So you boast great technical knowledge and sales skills, but your appointment book during an average week looks half-empty. What’s the problem? If you’re like a lot of agents, then you’re not logging enough quality time on the phone.
So noted Gail Goodman, CEO at ConsulTel, White Plains, N.Y, and one of the main platform speakers at this year’s Sales Mastery Forum, held here last month. The annual event, now its in third year, is sponsored by The National Underwriter Company and The Hoopis Performance Network.
“Agents fail in this business chiefly because of a lack of [phone] activity,” said Goodman. “This boils down to 2 critical things: having people to call, and getting on the phone to set up face-to-face appointments that create opportunities for a sale.”
To be effective on the phone, agents also have to be prepared.

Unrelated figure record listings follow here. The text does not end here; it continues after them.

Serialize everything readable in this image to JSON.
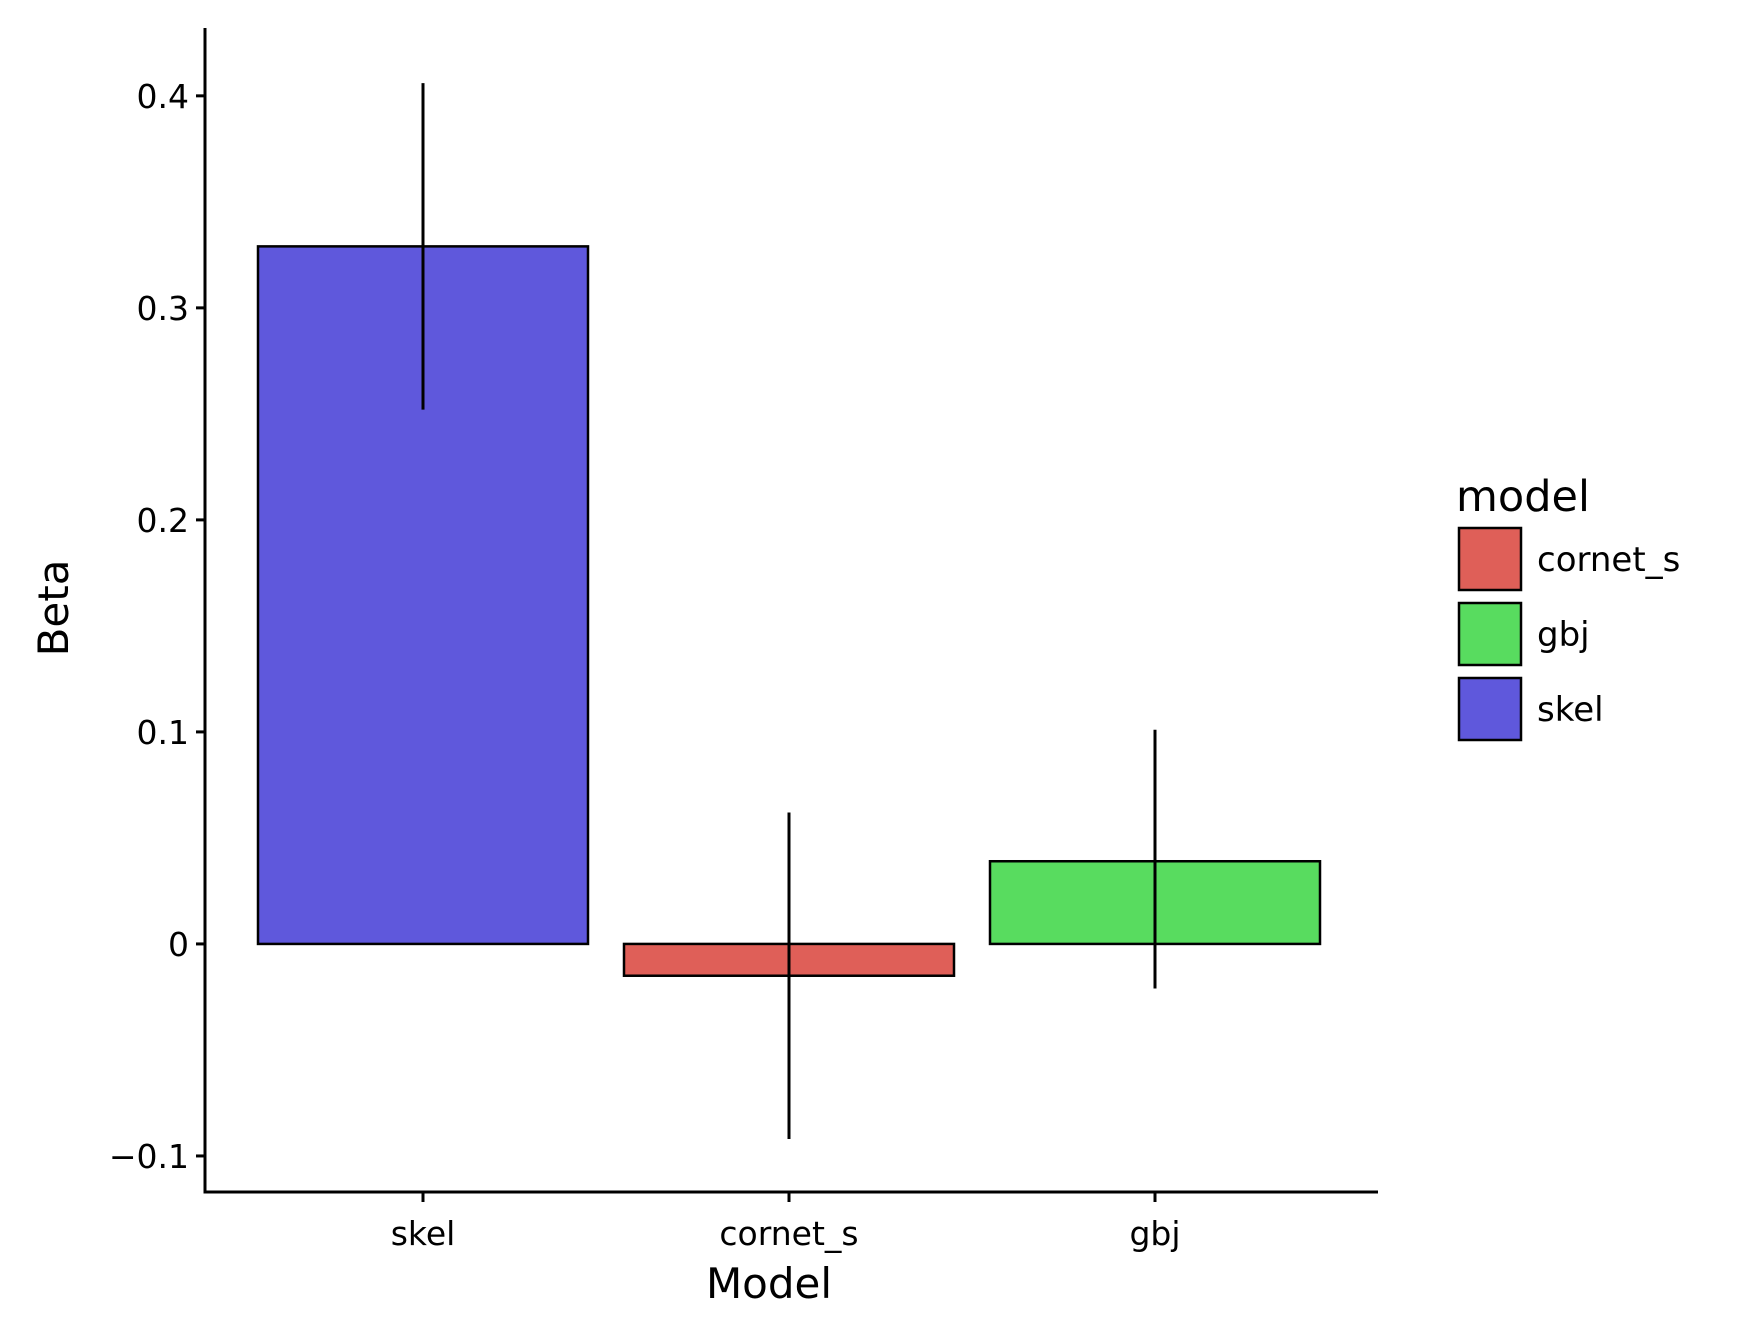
{
  "chart_data": {
    "type": "bar",
    "title": "",
    "xlabel": "Model",
    "ylabel": "Beta",
    "categories": [
      "skel",
      "cornet_s",
      "gbj"
    ],
    "values": [
      0.329,
      -0.015,
      0.039
    ],
    "error_bars": [
      {
        "low": 0.252,
        "high": 0.406
      },
      {
        "low": -0.092,
        "high": 0.062
      },
      {
        "low": -0.021,
        "high": 0.101
      }
    ],
    "colors": [
      "#5f58dc",
      "#df5f58",
      "#58dc5f"
    ],
    "ylim": [
      -0.117,
      0.432
    ],
    "yticks": [
      -0.1,
      0,
      0.1,
      0.2,
      0.3,
      0.4
    ],
    "ytick_labels": [
      "−0.1",
      "0",
      "0.1",
      "0.2",
      "0.3",
      "0.4"
    ],
    "grid": false,
    "legend": {
      "title": "model",
      "position": "right",
      "entries": [
        {
          "label": "cornet_s",
          "color": "#df5f58"
        },
        {
          "label": "gbj",
          "color": "#58dc5f"
        },
        {
          "label": "skel",
          "color": "#5f58dc"
        }
      ]
    }
  }
}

To that end, said Goodman, producers need to “psych” themselves up mentally, if necessary by acting as if they “love” dialing (or, to borrow from a sales industry maxim, ‘fake it until you make it.’). To help with the mental preparation, agents should keep “happy food” (such as chocolate) on hand; take 5 minutes before phoning to relax or unwind; and keep their desks free of post-it notes and other distractions.
Key to actually getting the appointment is knowing what to say to prospective clients–and knowing how to say it. Too many agents, said Goodman, use their selling skills when they should be using their phone skills. She attributed part of the blame to the insurers they work for, who tend to over-emphasize sales skills during training. At some firms, she said, the ratio of sales training to phone training is 100 hours to 1.
An additional problem flagged by Goodman is agents’ failure to regularly schedule phone time and to track their call activity. That can have long-term consequences, she noted, as leads pursued today may not yield an appointment, much less a sale, for several months.
“The leads you have now are hopefully going to create money that you’ll see and have around the holiday season,” said Goodman. “So why are you not scheduling as much time in your book [for phoning] as you are for fixing client appointments?”